XGBoost Classification Auto-Convert Within Wallaroo

How to convert XGBoost ML Classification models and upload to Wallaroo.

This tutorial and the assets can be downloaded as part of the Wallaroo Tutorials repository.

Introduction

The following tutorial is a brief example of how to convert a XGBoost Classification ML model with the convert_model method and upload it into your Wallaroo instance.

This tutorial assumes that you have a Wallaroo instance and are running this Notebook from the Wallaroo Jupyter Hub service.

  • Convert a XGBoost Classification ML model and upload it into the Wallaroo engine.
  • Run a sample inference on the converted model in a Wallaroo instance.

This tutorial provides the following:

  • xgb_class.pickle: A pretrained XGBoost Classification model with 25 columns.
  • xgb_class_eval.json: Test data to perform a sample inference.

Prerequisites

Wallaroo supports the following model versions:

  • XGBoost: Version 1.6.0
  • SKLearn: 1.1.2

Conversion Steps

To use the Wallaroo autoconverter convert_model(path, source_type, conversion_arguments) method takes 3 parameters. The parameters for XGBoost conversions are:

  • path (STRING): The path to the ML model file.
  • source_type (ModelConversionSource): The type of ML model to be converted. As of this time Wallaroo auto-conversion supports the following source types and their associated ModelConversionSource:
    • sklearn: ModelConversionSource.SKLEARN
    • xgboost: ModelConversionSource.XGBOOST
    • keras: ModelConversionSource.KERAS
  • conversion_arguments: The arguments for the conversion based on the type of model being converted. These are:
    • wallaroo.ModelConversion.ConvertXGBoostArgs: Used for XGBoost models and takes the following parameters:
    • name: The name of the model being converted.
    • comment: Any comments for the model.
    • number_of_columns: The number of columns the model was trained for.
    • input_type: A tensorflow Dtype called in the format ModelConversionInputType.{type}, where {type} is Float, Double, etc depending on the model.

Import Libraries

The first step is to import the libraries needed.

import wallaroo

from wallaroo.ModelConversion import ConvertXGBoostArgs, ModelConversionSource, ModelConversionInputType
from wallaroo.object import EntityNotFoundError

# used to display dataframe information without truncating
from IPython.display import display
import pandas as pd
pd.set_option('display.max_colwidth', None)

Connect to Wallaroo

Connect to your Wallaroo instance and store the connection into the variable wl.

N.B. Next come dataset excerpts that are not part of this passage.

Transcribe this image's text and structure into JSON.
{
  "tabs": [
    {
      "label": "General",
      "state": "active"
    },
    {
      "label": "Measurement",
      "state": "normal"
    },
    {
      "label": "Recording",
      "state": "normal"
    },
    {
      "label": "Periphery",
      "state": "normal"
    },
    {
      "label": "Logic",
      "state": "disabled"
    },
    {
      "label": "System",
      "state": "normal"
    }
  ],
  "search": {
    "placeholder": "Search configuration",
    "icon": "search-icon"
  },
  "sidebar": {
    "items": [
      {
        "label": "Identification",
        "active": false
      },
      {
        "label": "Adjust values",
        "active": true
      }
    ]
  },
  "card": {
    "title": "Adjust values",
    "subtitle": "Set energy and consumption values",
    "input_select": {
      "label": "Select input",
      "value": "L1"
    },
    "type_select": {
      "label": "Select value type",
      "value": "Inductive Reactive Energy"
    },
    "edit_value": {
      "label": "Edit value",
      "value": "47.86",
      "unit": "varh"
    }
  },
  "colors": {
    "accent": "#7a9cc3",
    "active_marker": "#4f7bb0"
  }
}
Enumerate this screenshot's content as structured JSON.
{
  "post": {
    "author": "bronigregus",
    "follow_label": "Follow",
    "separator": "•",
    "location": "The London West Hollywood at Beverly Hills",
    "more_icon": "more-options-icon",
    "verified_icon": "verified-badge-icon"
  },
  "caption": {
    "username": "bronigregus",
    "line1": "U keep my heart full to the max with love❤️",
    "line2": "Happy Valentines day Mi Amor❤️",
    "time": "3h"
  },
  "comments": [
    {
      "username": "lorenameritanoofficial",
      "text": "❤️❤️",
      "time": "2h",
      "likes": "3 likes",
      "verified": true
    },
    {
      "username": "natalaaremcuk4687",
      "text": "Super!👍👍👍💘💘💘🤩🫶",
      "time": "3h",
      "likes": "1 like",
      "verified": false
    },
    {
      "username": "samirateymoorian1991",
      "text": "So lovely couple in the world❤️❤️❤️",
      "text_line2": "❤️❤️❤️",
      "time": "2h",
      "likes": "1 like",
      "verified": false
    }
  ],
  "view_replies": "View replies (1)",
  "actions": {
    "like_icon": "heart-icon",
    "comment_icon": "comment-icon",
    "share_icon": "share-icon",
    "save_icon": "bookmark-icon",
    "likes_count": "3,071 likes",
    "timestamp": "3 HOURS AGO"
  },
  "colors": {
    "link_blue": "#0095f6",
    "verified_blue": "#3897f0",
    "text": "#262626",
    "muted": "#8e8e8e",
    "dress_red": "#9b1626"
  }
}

# Login through local Wallaroo instance

# wl = wallaroo.Client()

# SSO login through keycloak

wallarooPrefix = "YOUR PREFIX"
wallarooSuffix = "YOUR PREFIX"

wl = wallaroo.Client(api_endpoint=f"https://{wallarooPrefix}.api.{wallarooSuffix}", 
                    auth_endpoint=f"https://{wallarooPrefix}.keycloak.{wallarooSuffix}", 
                    auth_type="sso")

Arrow Support

As of the 2023.1 release, Wallaroo provides support for dataframe and Arrow for inference inputs. This tutorial allows users to adjust their experience based on whether they have enabled Arrow support in their Wallaroo instance or not.

If Arrow support has been enabled, arrowEnabled=True. If disabled or you’re not sure, set it to arrowEnabled=False

The examples below will be shown in an arrow enabled environment.

import os
# Only set the below to make the OS environment ARROW_ENABLED to TRUE.  Otherwise, leave as is.
# os.environ["ARROW_ENABLED"]="True"

if "ARROW_ENABLED" not in os.environ or os.environ["ARROW_ENABLED"].casefold() == "False".casefold():
    arrowEnabled = False
else:
    arrowEnabled = True
print(arrowEnabled)

Configuration and Methods

The following will set the workspace, pipeline, model name, the model file name used when uploading and converting the keras model, and the sample data.

The functions get_workspace(name) will either set the current workspace to the requested name, or create it if it does not exist. The function get_pipeline(name) will either set the pipeline used to the name requested, or create it in the current workspace if it does not exist.

workspace_name = 'xgboost-classification-autoconvert-workspace'
pipeline_name = 'xgboost-classification-autoconvert-pipeline'
model_name = 'xgb-class-model'
model_file_name = 'xgb_class.pickle'

def get_workspace(name):
    workspace = None
    for ws in wl.list_workspaces():
        if ws.name() == name:
            workspace= ws
    if(workspace == None):
        workspace = wl.create_workspace(name)
    return workspace

def get_pipeline(name):
    try:
        pipeline = wl.pipelines_by_name(pipeline_name)[0]
    except EntityNotFoundError:
        pipeline = wl.build_pipeline(pipeline_name)
    return pipeline

Set the Workspace and Pipeline

Set or create the workspace and pipeline based on the names configured earlier.

workspace = get_workspace(workspace_name)

wl.set_current_workspace(workspace)

pipeline = get_pipeline(pipeline_name)
pipeline

Set the Model Autoconvert Parameters

Set the paramters for converting the xgb-class-model.

#the number of columns
NF = 25

model_conversion_args = ConvertXGBoostArgs(
    name=model_name,
    comment="xgboost classification model test",
    number_of_columns=NF,
    input_type=ModelConversionInputType.Float32
)
model_conversion_type = ModelConversionSource.XGBOOST

Upload and Convert the Model

Now we can upload the convert the model. Once finished, it will be stored as {unique-file-id}-converted.onnx.

# convert and upload
model_wl = wl.convert_model(model_file_name, model_conversion_type, model_conversion_args)

Test Inference

With the model uploaded and converted, we can run a sample inference.

Deploy the Pipeline

Add the uploaded and converted model_wl as a step in the pipeline, then deploy it.

pipeline.add_model_step(model_wl).deploy()

Run the Inference

Use the evaluation data to verify the process completed successfully.

if arrowEnabled is True:
    sample_data = 'xgb_class_eval.df.json'
    result = pipeline.infer_from_file(sample_data)
    display(result)
else:
    sample_data = 'xgb_class_eval.json'
    result = pipeline.infer_from_file(sample_data)
    display(result[0].data())

Undeploy the Pipeline

With the tests complete, we will undeploy the pipeline to return the resources back to the Wallaroo instance.

pipeline.undeploy()